Tempura Green Beans with Garlic Aioli Dipping Sauce

INGREDIENTS

Aioli

  • 1 egg yolk
  • 1 tsp. Dijon mustard
  • 1/3 cup olive oil
  • 1/3 cup safflower or peanut oil
  • 3 garlic cloves, finely minced
  • Salt and freshly ground pepper, to taste
  • Juice of 1/2 lemon
  • 2 Tbs. warm water, if using aioli as a sauce

Tempura

  • 1 cup ice water
  • 1 large egg, beaten
  • 3⁄4 cup sifted all-purpose flour, plus extra for dusting
  • 2 or 3 ice cubes
  • Peanut or vegetable oil for frying
  • 1 lb. green beans
  • Salt

DIRECTIONS

Aioli: In a bowl, whisk together the egg yolk, mustard and 1 Tbs. of the olive oil until an emulsion forms. Combine the remaining olive oil and the safflower oil in a pitcher. Drop by drop, add 2 to 3 Tbs. of the oil to the egg yolk mixture while whisking constantly. Once the mixture has thickened, add the remaining oil in a very fine, steady stream, whisking constantly, until all of it has been incorporated. Stir in the garlic and season with salt, pepper and lemon juice. If using the aioli as a sauce, whisk in the warm water to lighten the aioli and make it barely fluid.  Makes about 1 cup.

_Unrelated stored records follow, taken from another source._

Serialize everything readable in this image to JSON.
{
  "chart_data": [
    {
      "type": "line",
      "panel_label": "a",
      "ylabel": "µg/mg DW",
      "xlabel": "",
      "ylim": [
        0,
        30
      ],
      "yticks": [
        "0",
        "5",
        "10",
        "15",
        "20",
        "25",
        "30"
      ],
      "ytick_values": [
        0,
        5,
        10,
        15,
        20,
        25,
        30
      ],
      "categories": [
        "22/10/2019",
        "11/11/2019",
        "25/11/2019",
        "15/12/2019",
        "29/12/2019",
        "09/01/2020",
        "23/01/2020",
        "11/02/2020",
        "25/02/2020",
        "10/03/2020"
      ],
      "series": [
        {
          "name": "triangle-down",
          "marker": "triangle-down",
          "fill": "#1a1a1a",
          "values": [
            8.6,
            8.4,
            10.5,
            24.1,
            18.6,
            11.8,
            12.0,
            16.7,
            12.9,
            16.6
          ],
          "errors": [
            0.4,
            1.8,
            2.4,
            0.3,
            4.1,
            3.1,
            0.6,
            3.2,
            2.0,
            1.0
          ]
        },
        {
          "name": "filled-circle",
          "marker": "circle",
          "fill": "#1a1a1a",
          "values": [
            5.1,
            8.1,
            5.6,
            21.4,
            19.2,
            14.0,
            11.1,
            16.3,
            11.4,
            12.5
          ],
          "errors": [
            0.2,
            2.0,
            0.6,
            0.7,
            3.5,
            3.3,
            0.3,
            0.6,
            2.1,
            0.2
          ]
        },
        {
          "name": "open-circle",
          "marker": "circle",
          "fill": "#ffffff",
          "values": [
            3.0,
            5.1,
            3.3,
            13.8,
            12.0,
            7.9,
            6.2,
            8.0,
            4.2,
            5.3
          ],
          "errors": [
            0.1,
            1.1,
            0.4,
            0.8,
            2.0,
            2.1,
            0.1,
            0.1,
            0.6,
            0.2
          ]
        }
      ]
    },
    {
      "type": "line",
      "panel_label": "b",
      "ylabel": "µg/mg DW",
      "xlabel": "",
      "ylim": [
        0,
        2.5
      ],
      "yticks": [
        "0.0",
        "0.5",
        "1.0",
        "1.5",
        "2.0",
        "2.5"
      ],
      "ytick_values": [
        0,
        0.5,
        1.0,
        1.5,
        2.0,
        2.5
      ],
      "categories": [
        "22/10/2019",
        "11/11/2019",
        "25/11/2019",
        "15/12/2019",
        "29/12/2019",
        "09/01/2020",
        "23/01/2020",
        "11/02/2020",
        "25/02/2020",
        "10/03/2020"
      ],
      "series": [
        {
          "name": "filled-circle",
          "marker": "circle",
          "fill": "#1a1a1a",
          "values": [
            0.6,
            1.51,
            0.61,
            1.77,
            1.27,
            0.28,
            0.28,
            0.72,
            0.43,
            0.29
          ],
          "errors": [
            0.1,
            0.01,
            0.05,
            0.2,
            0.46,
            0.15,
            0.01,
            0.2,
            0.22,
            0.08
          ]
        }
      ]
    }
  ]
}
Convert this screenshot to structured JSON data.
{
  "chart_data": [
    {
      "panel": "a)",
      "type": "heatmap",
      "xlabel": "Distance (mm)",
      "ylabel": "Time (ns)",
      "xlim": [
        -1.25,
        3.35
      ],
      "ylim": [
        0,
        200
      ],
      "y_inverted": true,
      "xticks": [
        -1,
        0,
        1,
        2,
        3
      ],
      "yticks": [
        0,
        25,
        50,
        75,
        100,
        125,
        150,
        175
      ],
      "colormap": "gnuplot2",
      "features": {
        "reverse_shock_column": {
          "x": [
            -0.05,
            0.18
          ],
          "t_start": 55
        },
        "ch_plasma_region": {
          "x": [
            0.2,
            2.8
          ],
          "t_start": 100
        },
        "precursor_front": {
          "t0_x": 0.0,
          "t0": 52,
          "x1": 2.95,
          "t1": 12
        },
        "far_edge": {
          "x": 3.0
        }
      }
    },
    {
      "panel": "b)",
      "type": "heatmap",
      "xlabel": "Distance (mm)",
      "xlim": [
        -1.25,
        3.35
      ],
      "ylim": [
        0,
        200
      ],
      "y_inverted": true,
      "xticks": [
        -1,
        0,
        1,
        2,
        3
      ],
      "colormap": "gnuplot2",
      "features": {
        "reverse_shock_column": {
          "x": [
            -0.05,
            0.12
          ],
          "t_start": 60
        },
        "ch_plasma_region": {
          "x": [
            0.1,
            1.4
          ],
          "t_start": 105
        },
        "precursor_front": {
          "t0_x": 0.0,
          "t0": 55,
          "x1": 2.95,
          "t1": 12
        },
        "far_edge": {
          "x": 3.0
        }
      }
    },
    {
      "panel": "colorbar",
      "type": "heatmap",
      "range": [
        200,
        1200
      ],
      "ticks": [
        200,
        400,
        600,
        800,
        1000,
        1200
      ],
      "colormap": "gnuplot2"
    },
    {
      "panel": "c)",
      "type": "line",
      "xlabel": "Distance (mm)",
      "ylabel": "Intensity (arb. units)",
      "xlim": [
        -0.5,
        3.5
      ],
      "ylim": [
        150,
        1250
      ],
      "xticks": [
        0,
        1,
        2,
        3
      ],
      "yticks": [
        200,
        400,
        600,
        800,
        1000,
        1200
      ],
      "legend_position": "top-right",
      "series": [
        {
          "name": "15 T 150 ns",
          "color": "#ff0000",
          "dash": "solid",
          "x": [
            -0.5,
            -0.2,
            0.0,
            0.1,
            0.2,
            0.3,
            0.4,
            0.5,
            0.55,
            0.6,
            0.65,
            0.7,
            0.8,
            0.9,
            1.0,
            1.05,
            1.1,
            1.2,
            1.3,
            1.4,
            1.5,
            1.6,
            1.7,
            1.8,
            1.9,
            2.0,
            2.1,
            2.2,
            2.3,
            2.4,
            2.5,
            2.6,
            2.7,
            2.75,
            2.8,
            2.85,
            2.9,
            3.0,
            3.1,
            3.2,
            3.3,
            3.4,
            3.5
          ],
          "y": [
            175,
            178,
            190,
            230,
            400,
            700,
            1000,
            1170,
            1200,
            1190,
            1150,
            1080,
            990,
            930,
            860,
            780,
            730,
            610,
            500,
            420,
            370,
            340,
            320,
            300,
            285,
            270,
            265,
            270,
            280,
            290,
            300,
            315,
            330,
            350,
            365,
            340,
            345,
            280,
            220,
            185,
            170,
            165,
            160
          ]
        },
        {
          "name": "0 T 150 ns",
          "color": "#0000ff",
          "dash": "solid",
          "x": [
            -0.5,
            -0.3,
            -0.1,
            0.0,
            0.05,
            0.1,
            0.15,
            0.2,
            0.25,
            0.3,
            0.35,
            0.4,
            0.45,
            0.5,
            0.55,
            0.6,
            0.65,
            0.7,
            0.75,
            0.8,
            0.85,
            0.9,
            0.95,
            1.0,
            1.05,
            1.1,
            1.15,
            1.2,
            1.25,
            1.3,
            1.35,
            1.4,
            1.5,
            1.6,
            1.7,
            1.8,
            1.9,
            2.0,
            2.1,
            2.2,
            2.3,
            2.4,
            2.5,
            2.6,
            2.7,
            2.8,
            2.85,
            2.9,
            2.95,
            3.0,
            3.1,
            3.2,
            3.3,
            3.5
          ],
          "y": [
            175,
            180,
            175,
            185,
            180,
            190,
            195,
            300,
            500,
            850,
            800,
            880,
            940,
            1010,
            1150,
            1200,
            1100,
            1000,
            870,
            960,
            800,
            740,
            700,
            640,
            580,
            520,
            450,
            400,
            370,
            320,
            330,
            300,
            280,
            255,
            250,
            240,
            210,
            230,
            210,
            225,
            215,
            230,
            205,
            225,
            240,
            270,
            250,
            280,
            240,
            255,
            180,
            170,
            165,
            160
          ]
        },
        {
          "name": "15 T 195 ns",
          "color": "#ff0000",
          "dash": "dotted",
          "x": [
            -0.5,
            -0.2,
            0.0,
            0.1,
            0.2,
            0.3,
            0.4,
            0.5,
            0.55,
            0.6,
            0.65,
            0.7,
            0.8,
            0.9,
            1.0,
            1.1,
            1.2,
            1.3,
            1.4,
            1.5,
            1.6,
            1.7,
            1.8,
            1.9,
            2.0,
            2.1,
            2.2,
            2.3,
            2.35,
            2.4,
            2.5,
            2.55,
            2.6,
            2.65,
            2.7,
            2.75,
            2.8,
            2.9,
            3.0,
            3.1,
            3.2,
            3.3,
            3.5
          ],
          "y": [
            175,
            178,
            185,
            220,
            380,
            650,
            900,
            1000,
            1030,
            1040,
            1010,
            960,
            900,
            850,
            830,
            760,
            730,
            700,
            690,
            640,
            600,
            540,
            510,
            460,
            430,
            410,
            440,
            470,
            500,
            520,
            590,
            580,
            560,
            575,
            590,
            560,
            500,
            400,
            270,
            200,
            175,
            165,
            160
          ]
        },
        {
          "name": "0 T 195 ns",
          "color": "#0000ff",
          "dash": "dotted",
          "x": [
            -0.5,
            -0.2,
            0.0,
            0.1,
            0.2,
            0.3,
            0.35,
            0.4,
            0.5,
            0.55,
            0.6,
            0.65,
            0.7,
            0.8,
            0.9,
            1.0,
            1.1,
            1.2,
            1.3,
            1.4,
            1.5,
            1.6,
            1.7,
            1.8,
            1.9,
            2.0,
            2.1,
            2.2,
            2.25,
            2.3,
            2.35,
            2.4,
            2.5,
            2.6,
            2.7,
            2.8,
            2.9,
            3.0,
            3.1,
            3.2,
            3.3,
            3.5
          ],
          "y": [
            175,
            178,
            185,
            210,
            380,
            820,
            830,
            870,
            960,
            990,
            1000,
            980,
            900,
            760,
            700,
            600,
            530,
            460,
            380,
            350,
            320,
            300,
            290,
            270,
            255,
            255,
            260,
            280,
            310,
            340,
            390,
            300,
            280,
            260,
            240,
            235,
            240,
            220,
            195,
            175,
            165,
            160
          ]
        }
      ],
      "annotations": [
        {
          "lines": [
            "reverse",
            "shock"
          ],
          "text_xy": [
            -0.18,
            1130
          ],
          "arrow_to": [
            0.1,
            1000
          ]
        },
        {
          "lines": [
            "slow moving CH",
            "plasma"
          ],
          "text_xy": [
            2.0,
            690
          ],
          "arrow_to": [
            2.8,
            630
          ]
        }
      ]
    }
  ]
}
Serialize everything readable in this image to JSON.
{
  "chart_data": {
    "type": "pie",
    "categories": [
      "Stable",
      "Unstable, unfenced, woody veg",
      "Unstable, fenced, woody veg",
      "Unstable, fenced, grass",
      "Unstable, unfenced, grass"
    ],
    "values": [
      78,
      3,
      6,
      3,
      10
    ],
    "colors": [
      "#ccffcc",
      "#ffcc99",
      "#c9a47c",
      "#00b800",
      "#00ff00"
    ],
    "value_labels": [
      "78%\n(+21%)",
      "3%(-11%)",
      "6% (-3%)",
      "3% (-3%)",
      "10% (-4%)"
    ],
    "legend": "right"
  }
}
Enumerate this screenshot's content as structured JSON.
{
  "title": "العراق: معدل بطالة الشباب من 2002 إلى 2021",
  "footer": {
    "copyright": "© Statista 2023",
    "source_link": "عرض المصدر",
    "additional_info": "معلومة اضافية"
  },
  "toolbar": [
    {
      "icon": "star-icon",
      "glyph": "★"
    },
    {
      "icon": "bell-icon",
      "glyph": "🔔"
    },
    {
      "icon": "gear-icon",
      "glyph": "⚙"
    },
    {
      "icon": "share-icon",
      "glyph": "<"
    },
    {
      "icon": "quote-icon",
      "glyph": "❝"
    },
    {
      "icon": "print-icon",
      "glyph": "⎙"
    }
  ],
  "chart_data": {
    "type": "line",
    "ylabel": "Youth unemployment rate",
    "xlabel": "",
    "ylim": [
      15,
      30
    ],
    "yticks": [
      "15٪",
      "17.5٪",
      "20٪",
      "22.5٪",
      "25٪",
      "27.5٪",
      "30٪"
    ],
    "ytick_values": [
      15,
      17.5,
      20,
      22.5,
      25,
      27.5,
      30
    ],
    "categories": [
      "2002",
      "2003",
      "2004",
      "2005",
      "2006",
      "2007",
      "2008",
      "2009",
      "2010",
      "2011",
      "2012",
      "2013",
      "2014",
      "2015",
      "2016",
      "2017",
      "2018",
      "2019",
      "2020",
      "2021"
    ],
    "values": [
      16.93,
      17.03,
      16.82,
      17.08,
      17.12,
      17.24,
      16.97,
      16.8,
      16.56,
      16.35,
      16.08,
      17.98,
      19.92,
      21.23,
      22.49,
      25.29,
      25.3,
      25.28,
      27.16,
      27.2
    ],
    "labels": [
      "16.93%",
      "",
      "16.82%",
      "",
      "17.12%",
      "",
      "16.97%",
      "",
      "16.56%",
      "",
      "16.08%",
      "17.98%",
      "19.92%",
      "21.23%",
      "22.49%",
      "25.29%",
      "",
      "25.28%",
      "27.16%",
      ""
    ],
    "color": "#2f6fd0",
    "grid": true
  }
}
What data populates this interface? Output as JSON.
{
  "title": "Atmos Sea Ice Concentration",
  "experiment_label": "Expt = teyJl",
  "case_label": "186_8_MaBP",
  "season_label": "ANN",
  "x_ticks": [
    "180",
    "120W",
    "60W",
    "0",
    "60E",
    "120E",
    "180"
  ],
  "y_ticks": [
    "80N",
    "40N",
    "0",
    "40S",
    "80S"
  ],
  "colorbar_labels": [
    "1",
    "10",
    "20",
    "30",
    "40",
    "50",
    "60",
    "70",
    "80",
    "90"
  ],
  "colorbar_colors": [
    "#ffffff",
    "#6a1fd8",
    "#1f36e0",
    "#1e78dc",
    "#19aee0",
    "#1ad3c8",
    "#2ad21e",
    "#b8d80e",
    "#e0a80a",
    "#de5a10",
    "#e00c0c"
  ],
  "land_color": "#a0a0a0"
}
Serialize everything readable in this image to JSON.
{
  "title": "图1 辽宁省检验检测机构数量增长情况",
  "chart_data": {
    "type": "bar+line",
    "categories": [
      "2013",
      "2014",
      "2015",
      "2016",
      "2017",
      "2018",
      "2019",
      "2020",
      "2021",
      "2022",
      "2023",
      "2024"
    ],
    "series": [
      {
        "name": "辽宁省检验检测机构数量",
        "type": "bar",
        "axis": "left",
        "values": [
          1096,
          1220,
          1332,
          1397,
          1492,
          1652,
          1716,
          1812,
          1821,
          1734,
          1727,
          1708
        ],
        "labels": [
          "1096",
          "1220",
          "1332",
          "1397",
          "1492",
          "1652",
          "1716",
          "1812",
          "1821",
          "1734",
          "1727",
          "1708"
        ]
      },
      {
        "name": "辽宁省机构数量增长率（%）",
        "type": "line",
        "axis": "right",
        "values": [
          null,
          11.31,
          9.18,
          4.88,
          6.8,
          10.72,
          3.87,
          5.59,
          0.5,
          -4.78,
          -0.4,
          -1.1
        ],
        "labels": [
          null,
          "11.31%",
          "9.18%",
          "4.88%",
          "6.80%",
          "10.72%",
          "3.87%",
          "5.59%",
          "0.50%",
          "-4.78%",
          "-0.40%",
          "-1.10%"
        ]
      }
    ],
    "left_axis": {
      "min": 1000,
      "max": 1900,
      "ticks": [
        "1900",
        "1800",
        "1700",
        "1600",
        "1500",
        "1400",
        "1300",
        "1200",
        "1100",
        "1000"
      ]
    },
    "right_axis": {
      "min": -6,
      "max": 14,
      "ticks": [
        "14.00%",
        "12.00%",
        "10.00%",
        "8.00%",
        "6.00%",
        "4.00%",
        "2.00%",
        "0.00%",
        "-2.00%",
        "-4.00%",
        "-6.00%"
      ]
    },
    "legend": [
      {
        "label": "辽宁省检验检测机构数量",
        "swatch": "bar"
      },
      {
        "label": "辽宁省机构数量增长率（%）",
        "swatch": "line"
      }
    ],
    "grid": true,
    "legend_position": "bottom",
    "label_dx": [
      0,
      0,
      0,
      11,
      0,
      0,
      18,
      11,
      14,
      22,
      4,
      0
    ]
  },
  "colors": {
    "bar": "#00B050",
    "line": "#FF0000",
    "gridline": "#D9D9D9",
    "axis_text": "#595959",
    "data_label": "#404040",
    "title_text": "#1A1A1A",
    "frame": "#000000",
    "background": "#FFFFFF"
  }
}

Tempura: In a bowl, whisk together the ice water and egg. Whisk in the 3⁄4 cup flour; the batter should be quite lumpy. Add the ice cubes. Pour enough oil into a wok or deep fryer to reach halfway up the sides and heat to 350˚F on a deep-frying thermometer. Working in batches, lightly dust the beans with flour, then dip in the batter, shaking off the excess. Fry, stirring occasionally, until crisp, about 3 minutes. Drain on paper towels and season with salt. Serve right away with the aioli for dipping. Serves 4.